I’m Not Bobby!難しい1冊を小学生が

リードアラウドを柱に英語を教えてきた「生え抜き」のふたりの小学生。
現在3年目だが、I’m Not Bobby!に挑戦中。

作はJule Feiffer, リードアラウドでは定番の Bark, George!の作者でもある。

反抗期の6~9歳くらいの少年Bobbyの、独白的「口答え」で語られる物語。
家に入らないBobbyを、母、父、伯父が、それぞれ声をふりしぼり、体を張って家に戻そうとする。
その大人たちの「呼びかけ」が、だんだん叫びになり、悲鳴のようにもなるのだが、それに対して、Bobbyが「そうボビー、ボビーと呼んだって、ぼくはボビーじゃないんだから」と反抗する。

この両者の言い合い(ボビーは独白)で成り立つ本文、かなりの表現力で読まないと、内容が伝わりにくい。
黙読ではほとんどニュアンスが伝わらない、リードアラウドにうってつけの本。

ただ、主人公がその年齢なりに使う屁理屈が、英語的にちょっと高度。
大人たちの会話も、臨場感あふれるリアルなもので、英語的にこなれていて、これまた高度だ。

英語歴3年弱の小学生、4年生と2年生がこれを読んでいる。
こまかいニュアンスや解釈は4年生が早いのは、自然なことだろう。
でも、英語で書かれていることを忘れてしまうほど、4年生がごく普通に英語の意味を汲み取り解釈している姿は、感動的。

そして、2年生。
細かいことを面倒がるのが、ときに難点となるが、ニュアンスの大づかみが早く、その再現がうまい。
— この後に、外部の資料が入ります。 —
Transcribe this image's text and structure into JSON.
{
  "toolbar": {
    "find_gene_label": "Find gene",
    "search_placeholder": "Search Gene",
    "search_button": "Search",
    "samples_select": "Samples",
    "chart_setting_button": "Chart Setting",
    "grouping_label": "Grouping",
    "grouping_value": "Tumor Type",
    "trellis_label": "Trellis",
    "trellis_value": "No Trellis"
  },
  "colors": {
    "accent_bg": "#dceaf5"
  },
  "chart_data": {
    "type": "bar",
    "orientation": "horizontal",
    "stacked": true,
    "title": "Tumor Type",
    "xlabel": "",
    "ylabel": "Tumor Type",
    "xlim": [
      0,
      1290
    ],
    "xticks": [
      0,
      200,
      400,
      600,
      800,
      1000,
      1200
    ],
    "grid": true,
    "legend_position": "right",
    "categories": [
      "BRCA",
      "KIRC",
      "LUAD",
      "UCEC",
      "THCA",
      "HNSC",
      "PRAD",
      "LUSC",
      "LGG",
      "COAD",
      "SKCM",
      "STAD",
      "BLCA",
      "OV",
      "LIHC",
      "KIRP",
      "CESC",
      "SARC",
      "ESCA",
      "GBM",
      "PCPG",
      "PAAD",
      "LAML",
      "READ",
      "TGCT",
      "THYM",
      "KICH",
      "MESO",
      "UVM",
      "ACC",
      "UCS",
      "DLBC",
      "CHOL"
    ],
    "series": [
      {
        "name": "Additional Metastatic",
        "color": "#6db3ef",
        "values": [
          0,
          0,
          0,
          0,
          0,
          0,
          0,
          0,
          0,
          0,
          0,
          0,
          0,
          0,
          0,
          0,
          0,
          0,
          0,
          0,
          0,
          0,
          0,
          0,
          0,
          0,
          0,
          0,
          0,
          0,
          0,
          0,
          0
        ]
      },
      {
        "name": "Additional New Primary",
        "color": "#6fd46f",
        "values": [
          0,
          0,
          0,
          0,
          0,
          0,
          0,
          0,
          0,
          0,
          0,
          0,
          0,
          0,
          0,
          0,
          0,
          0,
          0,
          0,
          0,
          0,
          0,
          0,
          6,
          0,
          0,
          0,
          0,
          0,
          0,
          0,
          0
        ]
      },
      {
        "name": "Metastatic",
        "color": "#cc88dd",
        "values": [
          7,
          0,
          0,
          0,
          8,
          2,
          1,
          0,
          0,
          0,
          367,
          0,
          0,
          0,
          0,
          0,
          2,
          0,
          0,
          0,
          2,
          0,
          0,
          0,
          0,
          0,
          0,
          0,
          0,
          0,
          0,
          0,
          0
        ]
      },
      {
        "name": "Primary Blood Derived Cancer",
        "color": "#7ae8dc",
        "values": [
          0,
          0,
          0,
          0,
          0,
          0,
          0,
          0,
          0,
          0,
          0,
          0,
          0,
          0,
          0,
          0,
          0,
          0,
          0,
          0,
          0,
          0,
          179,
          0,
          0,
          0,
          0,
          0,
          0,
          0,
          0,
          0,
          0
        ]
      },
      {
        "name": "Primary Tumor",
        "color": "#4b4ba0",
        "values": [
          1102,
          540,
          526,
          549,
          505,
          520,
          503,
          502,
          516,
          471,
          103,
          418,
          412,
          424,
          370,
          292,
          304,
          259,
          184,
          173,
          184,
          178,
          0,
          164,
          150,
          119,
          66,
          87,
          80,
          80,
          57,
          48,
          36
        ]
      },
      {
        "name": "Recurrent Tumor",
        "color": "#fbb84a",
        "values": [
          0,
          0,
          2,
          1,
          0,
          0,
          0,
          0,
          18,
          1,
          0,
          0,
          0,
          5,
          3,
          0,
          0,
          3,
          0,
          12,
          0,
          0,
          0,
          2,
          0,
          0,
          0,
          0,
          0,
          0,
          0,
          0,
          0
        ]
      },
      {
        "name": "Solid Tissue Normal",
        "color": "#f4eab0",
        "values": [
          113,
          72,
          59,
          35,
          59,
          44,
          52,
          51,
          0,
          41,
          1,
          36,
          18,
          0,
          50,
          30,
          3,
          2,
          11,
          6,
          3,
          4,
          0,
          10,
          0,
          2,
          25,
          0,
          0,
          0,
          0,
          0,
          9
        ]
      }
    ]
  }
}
「Bobby!」とどなるところ、その発音やら言い回しは最高。
反抗し続けていたボビーが、しまいには空腹になって、いまいましげに言う「I’m hungry!」。
この2年生のそこだけ聞いたら、まったくのネイティブの子が空腹で怒って言っているみたいだった。

「第二言語習得」がどうのようにして行われるか。
本で読んだ仮説や理論が、目の前の子どもたちによってたどられていく。
それぞれ違った個性にも照らし、よりよい英語習得へ、ひとりでも多く導けたら本望だ。

P.S.
上記ふたりに混じって、2年目の3年生も挑戦中。
家庭学習で追い上げて来て、善戦している。
リードアラウドの指導で、家庭学習の重要性を実証。